On Sunday, Cardinal Antonio Maria Rouco, archbishop of Madrid, opened the canonization process of Guadalupe Ortíz de Landázuri of Madrid, a high school teacher.

During the solemn opening of the process, Cardinal Rouco said that the Church needs to be enriched by the holy lives of her children. He stressed that Ortíz sought holiness as a teacher and as a collaborator with Blessed Escrivá from the very beginning of the Opus Dei.

Ortíz (1916-1975) was one of the first women to join the Opus Dei. She began the apostolic work of this prelature in several Spanish and Mexican cities.

She worked for six years in Mexico, educating young peasant women, both in the capital as well as in Monterrey, Tacambaro and Amilpas.

In Spain, she taught in two Madrid institutes.
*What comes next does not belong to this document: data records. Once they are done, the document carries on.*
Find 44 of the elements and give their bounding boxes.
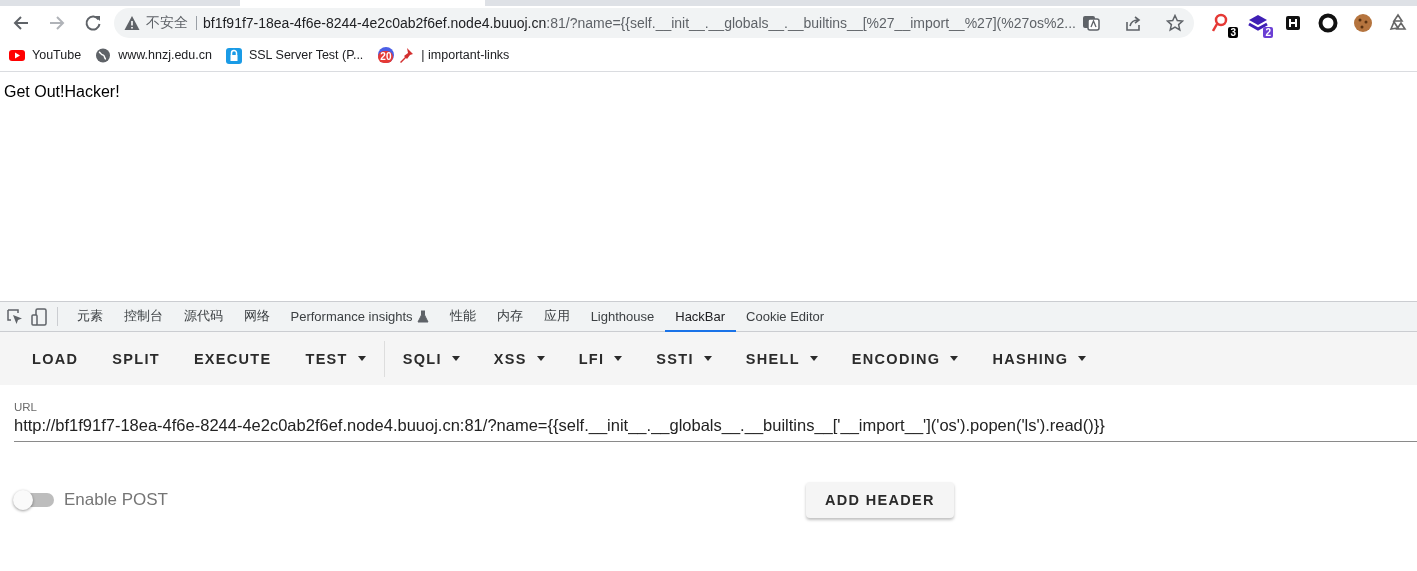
devtools-tab[interactable]: 内存 [486,302,534,332]
inspect-icon[interactable] [6,307,24,326]
toggle-label: Enable POST [64,490,168,510]
devtools-tab[interactable]: 元素 [66,302,113,332]
toolbar-button[interactable]: LOAD [16,342,95,375]
devtools-tab[interactable]: 性能 [439,302,487,332]
devtools-tab[interactable]: 网络 [233,302,280,332]
security-label[interactable]: 不安全 [146,16,197,30]
devtools-tab[interactable]: Lighthouse [580,302,665,332]
bookmark-link[interactable]: | important-links [421,48,510,62]
bookmark-link[interactable]: www.hnzj.edu.cn [118,48,212,62]
toolbar-button[interactable]: SSTI [640,342,728,375]
lock-icon[interactable] [225,46,242,64]
extension-badge: 3 [1228,27,1238,38]
devtools-tab[interactable]: Cookie Editor [735,302,835,332]
ring-extension-icon[interactable] [1317,12,1339,34]
toolbar-button[interactable]: TEST [289,342,382,375]
toolbar-button[interactable]: ENCODING [835,342,975,375]
toggle-switch[interactable] [14,493,54,507]
devtools-tab[interactable]: 应用 [533,302,581,332]
address-text[interactable]: bf1f91f7-18ea-4f6e-8244-4e2c0ab2f6ef.node4.buuoj.cn:81/?name={{self.__init__.__globals__.__builtins__[%27__import__%27](%27os%2... [203,15,1076,31]
page-message: Get Out!Hacker! [4,83,120,100]
cookie-icon[interactable] [1352,12,1374,34]
share-icon[interactable] [1124,14,1142,32]
device-toolbar-icon[interactable] [30,307,48,326]
translate-icon[interactable] [1082,14,1100,32]
devtools-tab[interactable]: 控制台 [113,302,173,332]
devtools-tab[interactable]: Performance insights [280,302,440,332]
add-header-button[interactable]: ADD HEADER [806,482,954,518]
devtools-tab[interactable]: 源代码 [173,302,233,332]
toolbar-button[interactable]: SQLI [386,342,476,375]
warning-icon [124,15,140,31]
toolbar-button[interactable]: SHELL [729,342,834,375]
star-icon[interactable] [1166,14,1184,32]
toolbar-button[interactable]: XSS [477,342,561,375]
toolbar-button[interactable]: LFI [562,342,639,375]
bookmark-link[interactable]: SSL Server Test (P... [248,48,364,62]
toolbar-button[interactable]: EXECUTE [177,342,288,375]
toolbar-button[interactable]: HASHING [976,342,1103,375]
toolbar-button[interactable]: SPLIT [96,342,176,375]
url-field[interactable]: URL http://bf1f91f7-18ea-4f6e-8244-4e2c0ab2f6ef.node4.buuoj.cn:81/?name={{self.__init__.__globals__.__builtins__['__import__']('os').popen('ls').read()}} [14,401,1417,442]
pin-icon[interactable] [398,46,415,64]
extension-badge: 2 [1263,27,1273,38]
bookmark-link[interactable]: YouTube [32,48,82,62]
She received a doctorate in chemical science from the University of Madrid in 1965.

Ortíz´s colleagues and students praised her for the quality of her classes, her amiable attention to everyone, and her Christian outlook, states a biography distributed by Opus Dei.

Ortíz interrupted her teaching in 1975 when she developed a heart ailment. She died months later.

Last year the Diocese of Pamplona opened the process of canonization of her brother Eduardo Ortíz, who died in 1985. He too was an Opus Dei member.